Há frases insólitas, que não esperamos ouvir, e é com esses imprevistos que se tece uma boa parte do prazer da viagem, das pequenas e grandes descobertas. "Eu é que sou o homem-bala", diz-nos Ruben, 27 anos, como se a nossa conversa nocturna, no amplo terreiro do Rossio, em Évora, não pudesse continuar sem que essa informação fosse partilhada. "E também faço o número do hipopótamo." O hipopótamo, que teríamos oportunidade de cumprimentar "é francês", chama-se Tutor e pesa duas toneladas.
"Eu é que sou o homem bala". Mais do que insólita, é uma frase que não temos muitas probabilidades de ouvir na nossa vida, já que, explica-nos Ruben, hoje só há quatro pessoas no mundo inteiro a fazerem este clássico número circense, e ele foi o primeiro (e único) português a apostar nesse voo alucinante - disparado a 200 quilómetros por hora, como se pode ler numa das carrinhas. Inspirado por um norte-americano que trabalhava neste mesmo Circo Mundial há uns anos, Ruben, que era trapezista, começou a preparar em 2007, com um amigo que tem uma empresa de material para bombeiros, um canhão de compressão hidráulica ao seu tamanho. Um canhão personalizado, pode dizer-se. O único truque, diz, é não perder a noção do espaço enquanto sobe, veloz, 15 metros no ar, disparado de uma ponta à outra da tenda do circo, 30 metros. Mas há um ano, no Redondo, o voo não correu bem, Ruben feriu-se num pé quando aterrou na rede e teve que sair de ambulância. Mesmo em recuperação, e contra todos os conselhos médicos, não desistiu do número do homem bala., uma das mais fortes apostas atuais do Circo Mundial, fundado em 1994 pelo seu pai, Rui Mariani.
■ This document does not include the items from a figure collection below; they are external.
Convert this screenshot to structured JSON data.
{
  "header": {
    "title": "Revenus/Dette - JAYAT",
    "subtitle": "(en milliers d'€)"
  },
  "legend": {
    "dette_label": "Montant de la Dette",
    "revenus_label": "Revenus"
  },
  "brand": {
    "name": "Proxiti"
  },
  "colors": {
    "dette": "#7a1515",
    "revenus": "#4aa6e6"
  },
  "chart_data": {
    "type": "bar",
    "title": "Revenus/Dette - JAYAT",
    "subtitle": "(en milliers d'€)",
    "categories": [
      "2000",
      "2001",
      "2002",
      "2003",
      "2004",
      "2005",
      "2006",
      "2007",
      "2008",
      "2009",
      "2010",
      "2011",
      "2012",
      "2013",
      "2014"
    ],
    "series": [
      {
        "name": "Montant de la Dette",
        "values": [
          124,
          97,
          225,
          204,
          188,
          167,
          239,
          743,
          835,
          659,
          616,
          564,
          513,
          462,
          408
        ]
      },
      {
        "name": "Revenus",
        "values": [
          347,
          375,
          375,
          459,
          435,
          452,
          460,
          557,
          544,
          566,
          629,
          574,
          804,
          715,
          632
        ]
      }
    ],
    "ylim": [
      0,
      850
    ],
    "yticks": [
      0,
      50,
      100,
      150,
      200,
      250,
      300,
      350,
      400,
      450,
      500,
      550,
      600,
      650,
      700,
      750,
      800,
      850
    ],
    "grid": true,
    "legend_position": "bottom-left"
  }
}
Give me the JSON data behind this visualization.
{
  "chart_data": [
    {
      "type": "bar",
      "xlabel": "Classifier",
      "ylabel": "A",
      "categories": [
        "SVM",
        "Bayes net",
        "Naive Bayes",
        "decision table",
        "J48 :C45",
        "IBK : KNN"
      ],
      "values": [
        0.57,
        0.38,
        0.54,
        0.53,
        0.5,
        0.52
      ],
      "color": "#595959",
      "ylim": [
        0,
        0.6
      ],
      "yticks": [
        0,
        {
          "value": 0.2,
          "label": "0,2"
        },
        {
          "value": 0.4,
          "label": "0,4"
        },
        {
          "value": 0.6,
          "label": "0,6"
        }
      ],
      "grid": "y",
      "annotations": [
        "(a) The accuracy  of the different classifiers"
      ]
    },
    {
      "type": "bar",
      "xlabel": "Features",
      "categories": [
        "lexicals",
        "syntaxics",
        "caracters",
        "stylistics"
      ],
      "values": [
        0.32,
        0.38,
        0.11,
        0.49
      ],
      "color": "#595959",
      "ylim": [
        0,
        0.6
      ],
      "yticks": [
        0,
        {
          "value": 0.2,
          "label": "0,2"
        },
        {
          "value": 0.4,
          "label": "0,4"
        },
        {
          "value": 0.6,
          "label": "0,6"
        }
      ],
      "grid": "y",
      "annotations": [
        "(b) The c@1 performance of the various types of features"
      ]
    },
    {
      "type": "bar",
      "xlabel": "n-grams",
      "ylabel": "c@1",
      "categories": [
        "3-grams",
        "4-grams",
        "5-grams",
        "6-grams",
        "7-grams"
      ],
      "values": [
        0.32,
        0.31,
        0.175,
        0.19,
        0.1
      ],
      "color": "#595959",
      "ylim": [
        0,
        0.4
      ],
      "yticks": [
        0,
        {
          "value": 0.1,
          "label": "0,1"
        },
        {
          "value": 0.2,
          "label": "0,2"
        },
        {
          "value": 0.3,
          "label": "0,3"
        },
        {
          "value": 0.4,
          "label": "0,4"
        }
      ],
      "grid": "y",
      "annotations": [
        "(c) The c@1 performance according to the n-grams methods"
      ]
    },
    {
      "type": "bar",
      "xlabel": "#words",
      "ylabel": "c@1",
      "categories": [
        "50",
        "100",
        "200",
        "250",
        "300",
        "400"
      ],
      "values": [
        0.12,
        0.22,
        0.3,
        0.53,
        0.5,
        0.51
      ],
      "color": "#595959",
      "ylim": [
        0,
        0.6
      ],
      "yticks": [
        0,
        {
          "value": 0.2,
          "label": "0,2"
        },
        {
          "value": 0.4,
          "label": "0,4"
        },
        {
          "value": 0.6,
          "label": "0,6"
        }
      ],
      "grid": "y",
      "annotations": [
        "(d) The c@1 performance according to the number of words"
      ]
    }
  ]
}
Ontem, quarta-feira, 20, não foi um bom dia para o circo. À tarde, quando a caravana de 22 camiões coloridos e mais veículos seguia de Borba para Évora, a estrada molhada fez despistar, e capotar, uma carrinha com atrelado. Ninguém se magoou, mas a Ford Transit ficou irrecuperável. Quase à meia-noite não é isso que tira o sorriso franco a Rui Mariani, 56 anos, orgulhoso a apresentar o grande circo. À nossa volta, ergue-se a tenda, em gestos repetidos várias vezes por semana. Com a crise, explica-nos Rui, é cada vez mais frequente fazerem sessões únicas, de um só dia, durante a semana, como tinha acontecido na véspera em Borba. Fala-nos da responsabilidade - são 40 pessoas, oito famílias com 14 crianças, em permanência no Circo Mundial -, e também de como se sente privilegiado por manter a tradição familiar (com as origens italianas denunciadas pelo apelido). "Sim, é um privilégio", diz, "trabalho aqui com os meus três filhos, a minha mulher, estamos sempre juntos; isso não é muito comum nas famílias hoje, pois não?". E a ideia de "família", ali, ultrapassa a união dos graus de parentesco. "Está a ver aquele rapaz?". É um homem pequeno, de bigode, com uma coreografia de movimentos circulares perfeitos a martelar, ritmadamente, um gigantesco prego no chão de terra do Rossio. "Já anda comigo, a trabalhar, há 32 anos!". Rui não resiste a desfiar algumas memórias, do tempo em que, com os dois irmãos, era trapezista - "os primeiros trapezistas voadores portugueses!". Percorreu muitos países africanos, sempre com o circo atrás. Em 1974, soube do 25 de abril algures em Angola, poucos dias depois seguiu para Moçambique... Este 25 de abril, de 2011, vai ser o da última apresentação aqui em Évora. Depois, a viagem continua, o Circo não pára.
Olho em redor. O cenário é quase irreal, para não dizer surreal, e muito cinematográfico. O espaço é amplo, a luz não é muita, os charcos de água no chão refletem as cores dos camiões, dos reboques, dos letreiros... Silêncio. Ao pé de mim, um enorme atrelado move-se sincopadamente sobre os pneus - lá dentro estão sete tigres, que caminham calmamente, possantes. Mais à frente, duas lamas curiosas, cavalos, póneis, um contentor frigorífico cheio de carne fresca para os animais, um camião que anuncia o "transporte de serpentes e crocodilos", o pachorrento Tutor... E roulotes gigantescas, caravanas que são casas, com todas as comodidades. Penso na nossa Caravana VISÃO, claro. De repente, já não me parece tão grande e difícil de manobrar em estradas e ruas apertadas. Esperamos ir buscá-la, em breve, à oficina. Depois? Depois, a viagem continua, a Caravana VISÃO não pára.